Ich musste früher Schluss machen um den Jungen zu holen. Er berichtet mir von einem Schulprojekt. Gabriel ist jetzt in der achten Klasse. Das Schulpraktikum steht an und sein Vater hat ihm versprochen ihm eine Stelle in der Rechtsabteilung der Polizei zu beschaffen. Gabriel freut sich. Er redet von nichts anderem mehr. Nur noch die Worte über die Arbeit und das er so froh ist, mal nicht in die langweilige Schule zu müssen. Seine Noten sind gut, wenn er weiter so standhaft bleibt, wird er sicher einmal ein guter Polizist, Anwalt, Gerichtsmediziner oder Kommissar. Ganz entschlossen hat er sich nicht, aber jetzt hat er die Chance zu entscheiden, ob die Polizei etwas für ihn ist. Er hat sogar Einblick in die Akten. Seine ersten paar Tage sind gut angelaufen. Er ist schlau, setzt Aufgaben schnell um und was für diese Geschichte entscheidet ist, er hat Feingefühl und die Gabe, Tatsachen zusammen zu setzen. Wie ein Wunder, deckt er Dinge auf, kommentiert Zusammenhänge, ist Blitz schnell.

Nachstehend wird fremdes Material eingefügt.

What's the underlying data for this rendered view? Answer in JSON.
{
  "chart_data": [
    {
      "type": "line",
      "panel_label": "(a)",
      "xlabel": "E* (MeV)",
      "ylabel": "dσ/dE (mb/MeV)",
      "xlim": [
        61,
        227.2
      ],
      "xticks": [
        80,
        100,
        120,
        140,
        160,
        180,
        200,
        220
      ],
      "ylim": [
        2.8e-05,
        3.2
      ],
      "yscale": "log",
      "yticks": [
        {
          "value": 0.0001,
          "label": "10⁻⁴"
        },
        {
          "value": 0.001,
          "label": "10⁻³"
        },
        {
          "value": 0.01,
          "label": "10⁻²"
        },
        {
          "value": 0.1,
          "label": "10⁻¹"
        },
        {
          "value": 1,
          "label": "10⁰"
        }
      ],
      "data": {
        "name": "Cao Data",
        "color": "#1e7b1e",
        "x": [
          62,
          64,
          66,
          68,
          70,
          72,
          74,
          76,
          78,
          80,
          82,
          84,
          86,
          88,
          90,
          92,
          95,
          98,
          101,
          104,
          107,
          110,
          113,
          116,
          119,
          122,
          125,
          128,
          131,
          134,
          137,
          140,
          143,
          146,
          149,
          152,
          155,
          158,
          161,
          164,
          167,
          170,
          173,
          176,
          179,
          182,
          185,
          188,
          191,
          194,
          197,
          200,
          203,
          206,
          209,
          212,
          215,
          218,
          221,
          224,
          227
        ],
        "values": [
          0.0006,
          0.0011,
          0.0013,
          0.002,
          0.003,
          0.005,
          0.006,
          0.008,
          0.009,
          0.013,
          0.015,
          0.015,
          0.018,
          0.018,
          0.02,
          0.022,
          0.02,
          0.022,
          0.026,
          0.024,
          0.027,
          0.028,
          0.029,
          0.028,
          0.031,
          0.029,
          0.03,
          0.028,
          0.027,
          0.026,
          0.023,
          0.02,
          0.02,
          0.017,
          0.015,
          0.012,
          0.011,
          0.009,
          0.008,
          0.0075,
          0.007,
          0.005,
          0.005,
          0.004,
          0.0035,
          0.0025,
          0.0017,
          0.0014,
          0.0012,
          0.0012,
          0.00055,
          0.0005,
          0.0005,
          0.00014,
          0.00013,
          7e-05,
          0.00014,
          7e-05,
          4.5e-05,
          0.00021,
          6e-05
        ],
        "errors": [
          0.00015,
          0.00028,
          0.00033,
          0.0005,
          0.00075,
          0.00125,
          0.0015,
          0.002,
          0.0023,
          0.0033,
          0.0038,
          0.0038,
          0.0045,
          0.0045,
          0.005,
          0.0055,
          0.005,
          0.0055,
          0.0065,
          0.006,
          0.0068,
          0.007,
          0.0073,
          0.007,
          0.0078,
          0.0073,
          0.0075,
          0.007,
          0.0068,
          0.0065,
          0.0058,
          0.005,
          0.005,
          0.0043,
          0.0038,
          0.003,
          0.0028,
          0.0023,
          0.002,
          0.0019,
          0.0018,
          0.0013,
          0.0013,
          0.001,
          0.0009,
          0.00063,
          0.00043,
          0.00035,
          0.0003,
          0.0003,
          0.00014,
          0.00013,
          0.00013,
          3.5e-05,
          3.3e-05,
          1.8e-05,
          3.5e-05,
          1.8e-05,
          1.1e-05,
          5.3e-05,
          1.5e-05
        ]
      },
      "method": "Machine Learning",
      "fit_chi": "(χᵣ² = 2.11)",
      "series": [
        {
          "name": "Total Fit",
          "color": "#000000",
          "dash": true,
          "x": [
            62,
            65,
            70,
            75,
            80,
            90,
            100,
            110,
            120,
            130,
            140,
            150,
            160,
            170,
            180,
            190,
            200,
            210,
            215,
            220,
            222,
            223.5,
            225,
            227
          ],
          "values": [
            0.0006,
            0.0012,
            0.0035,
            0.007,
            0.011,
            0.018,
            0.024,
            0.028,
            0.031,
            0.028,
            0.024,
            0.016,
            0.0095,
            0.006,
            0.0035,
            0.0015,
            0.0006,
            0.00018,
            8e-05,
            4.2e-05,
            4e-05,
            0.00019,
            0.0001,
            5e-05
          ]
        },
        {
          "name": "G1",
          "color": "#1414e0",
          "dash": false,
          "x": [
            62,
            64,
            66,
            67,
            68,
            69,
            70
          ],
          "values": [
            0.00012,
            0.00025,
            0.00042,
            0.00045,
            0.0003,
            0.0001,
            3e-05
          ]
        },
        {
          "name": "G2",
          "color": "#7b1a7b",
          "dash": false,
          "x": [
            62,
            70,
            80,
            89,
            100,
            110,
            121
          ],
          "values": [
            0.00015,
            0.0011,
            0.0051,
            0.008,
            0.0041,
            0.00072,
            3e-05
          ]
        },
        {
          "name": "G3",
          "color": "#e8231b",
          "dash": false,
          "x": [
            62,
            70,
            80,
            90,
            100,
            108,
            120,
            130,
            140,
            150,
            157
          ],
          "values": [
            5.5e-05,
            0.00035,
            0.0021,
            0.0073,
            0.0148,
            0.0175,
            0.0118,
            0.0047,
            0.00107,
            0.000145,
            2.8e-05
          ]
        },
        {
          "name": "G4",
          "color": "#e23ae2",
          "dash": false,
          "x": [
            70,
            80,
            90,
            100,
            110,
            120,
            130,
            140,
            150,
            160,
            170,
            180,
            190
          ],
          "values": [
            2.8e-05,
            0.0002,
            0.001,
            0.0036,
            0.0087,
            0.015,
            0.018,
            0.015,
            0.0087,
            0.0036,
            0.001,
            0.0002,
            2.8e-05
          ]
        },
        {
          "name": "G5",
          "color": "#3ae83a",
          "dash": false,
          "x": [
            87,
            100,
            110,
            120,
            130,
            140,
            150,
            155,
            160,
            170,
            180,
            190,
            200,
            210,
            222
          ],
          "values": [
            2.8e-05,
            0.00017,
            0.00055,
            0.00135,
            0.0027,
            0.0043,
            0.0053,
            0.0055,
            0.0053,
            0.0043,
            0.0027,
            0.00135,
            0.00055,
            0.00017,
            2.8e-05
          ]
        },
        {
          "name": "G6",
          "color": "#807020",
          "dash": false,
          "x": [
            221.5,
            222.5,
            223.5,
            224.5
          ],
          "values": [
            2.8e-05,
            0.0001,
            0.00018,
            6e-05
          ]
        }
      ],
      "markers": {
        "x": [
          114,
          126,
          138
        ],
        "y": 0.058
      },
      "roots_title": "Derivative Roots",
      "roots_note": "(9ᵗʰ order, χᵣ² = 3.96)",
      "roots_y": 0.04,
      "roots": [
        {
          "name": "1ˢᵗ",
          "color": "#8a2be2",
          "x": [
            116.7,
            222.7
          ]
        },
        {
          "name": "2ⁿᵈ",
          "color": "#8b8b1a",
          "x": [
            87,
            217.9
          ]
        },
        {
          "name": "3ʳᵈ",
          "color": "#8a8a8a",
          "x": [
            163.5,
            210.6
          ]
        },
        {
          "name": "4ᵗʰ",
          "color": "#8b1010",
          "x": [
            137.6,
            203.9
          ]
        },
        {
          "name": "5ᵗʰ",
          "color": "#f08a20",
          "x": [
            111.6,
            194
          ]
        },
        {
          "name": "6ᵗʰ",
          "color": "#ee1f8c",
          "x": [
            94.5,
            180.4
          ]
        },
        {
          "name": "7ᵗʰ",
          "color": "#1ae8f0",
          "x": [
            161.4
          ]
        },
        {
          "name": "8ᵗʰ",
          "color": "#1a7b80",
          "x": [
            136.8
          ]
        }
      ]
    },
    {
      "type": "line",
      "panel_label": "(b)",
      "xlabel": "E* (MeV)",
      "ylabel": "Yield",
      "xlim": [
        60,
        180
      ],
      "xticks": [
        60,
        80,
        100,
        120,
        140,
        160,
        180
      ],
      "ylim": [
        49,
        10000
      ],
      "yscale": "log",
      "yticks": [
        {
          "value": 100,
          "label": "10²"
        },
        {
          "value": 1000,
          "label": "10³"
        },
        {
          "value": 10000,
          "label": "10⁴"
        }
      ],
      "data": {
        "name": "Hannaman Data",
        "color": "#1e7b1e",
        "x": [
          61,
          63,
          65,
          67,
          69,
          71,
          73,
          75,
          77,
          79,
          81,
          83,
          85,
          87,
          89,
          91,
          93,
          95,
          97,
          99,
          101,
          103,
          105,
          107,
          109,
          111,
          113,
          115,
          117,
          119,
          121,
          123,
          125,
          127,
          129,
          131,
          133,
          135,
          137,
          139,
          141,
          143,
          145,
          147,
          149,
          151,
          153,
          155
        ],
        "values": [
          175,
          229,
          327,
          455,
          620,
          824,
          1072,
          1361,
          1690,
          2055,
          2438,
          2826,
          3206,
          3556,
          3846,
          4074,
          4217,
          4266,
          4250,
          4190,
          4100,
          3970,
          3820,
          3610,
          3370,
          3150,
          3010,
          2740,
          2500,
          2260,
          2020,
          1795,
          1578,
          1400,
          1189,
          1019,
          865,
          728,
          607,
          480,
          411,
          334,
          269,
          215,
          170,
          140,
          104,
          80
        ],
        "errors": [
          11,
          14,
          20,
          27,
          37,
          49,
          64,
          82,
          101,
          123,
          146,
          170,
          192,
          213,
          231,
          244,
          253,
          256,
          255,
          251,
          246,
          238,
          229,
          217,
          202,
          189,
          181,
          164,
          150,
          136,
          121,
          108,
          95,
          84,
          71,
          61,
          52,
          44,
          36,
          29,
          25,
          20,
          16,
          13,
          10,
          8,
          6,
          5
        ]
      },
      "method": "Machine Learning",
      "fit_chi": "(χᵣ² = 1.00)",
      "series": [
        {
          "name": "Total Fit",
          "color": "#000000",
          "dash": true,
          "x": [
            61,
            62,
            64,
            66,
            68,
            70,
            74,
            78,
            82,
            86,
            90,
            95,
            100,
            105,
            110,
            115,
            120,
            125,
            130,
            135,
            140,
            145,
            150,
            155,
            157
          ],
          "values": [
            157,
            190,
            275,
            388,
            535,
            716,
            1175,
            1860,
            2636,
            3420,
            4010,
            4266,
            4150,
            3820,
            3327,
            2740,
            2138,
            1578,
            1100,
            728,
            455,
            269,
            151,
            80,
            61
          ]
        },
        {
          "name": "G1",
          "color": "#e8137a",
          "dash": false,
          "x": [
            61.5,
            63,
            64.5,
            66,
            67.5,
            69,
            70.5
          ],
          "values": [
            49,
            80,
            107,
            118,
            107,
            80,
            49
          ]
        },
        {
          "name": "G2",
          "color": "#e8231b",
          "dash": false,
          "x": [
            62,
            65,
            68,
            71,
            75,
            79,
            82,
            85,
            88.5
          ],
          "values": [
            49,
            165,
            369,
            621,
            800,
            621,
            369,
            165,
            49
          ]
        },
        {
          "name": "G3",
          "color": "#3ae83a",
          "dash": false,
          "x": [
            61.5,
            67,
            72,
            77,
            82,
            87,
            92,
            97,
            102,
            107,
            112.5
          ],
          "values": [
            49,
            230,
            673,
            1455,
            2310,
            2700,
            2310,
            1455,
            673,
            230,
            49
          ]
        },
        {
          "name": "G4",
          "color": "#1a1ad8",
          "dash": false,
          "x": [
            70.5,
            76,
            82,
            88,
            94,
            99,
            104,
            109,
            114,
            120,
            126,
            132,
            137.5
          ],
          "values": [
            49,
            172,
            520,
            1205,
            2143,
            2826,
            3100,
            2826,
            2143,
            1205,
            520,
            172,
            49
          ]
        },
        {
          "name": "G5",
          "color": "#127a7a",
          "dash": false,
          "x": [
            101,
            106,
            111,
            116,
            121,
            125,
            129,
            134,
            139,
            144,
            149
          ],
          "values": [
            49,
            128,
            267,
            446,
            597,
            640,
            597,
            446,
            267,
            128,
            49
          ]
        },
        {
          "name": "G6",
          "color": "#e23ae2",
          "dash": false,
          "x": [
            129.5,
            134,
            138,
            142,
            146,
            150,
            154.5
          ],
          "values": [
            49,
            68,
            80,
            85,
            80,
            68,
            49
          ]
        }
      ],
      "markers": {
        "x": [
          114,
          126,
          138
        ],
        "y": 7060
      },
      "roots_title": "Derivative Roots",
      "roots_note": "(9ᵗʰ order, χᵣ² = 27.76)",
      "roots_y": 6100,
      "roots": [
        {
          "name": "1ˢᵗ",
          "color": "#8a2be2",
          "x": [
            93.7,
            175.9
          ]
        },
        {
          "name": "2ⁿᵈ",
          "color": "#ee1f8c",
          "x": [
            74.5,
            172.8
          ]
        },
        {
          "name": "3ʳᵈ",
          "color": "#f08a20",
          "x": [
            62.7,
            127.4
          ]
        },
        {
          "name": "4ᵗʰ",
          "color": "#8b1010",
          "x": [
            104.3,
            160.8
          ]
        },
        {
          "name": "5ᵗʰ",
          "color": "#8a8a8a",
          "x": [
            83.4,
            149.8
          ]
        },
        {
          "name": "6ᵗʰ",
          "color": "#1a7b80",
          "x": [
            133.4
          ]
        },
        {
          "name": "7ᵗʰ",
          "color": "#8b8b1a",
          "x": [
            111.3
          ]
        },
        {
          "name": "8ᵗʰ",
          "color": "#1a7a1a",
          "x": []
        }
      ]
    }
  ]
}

Eines Nachts passierte etwas Unglaubliches. Noch immer schaudert es mir, wenn ich an seine Worte denke. Er kam zu mir. Legte die Hand auf meine Schulter. Er sagte, er hätte sich eine Akte angeschaut. Die einer Frau. Sie soll einen Mann ermordet haben, … er glaubt nicht daran, dass diese Frau so eine Tat begangen hat. In den Unterlagen fand er ein Protokoll, welches ziemlich glasig und lückenhaft wirkte. Sie soll den Mann erst stranguliert, dann erschossen haben. Dann soll sie die Leiche in ein abstehendes Waldstück gebracht haben. In den Akten findet man keinerlei Hinweise auf Spuren. Weder Blut, noch Erde. Keine Spuren in ihrer Wohnung oder in ihrem Auto. Eine Tatwaffe wurde nie gefunden, auch nicht das Kabel. Nur eine Leiche. An der Leiche weder Erde noch Spuren einer Strangulierung.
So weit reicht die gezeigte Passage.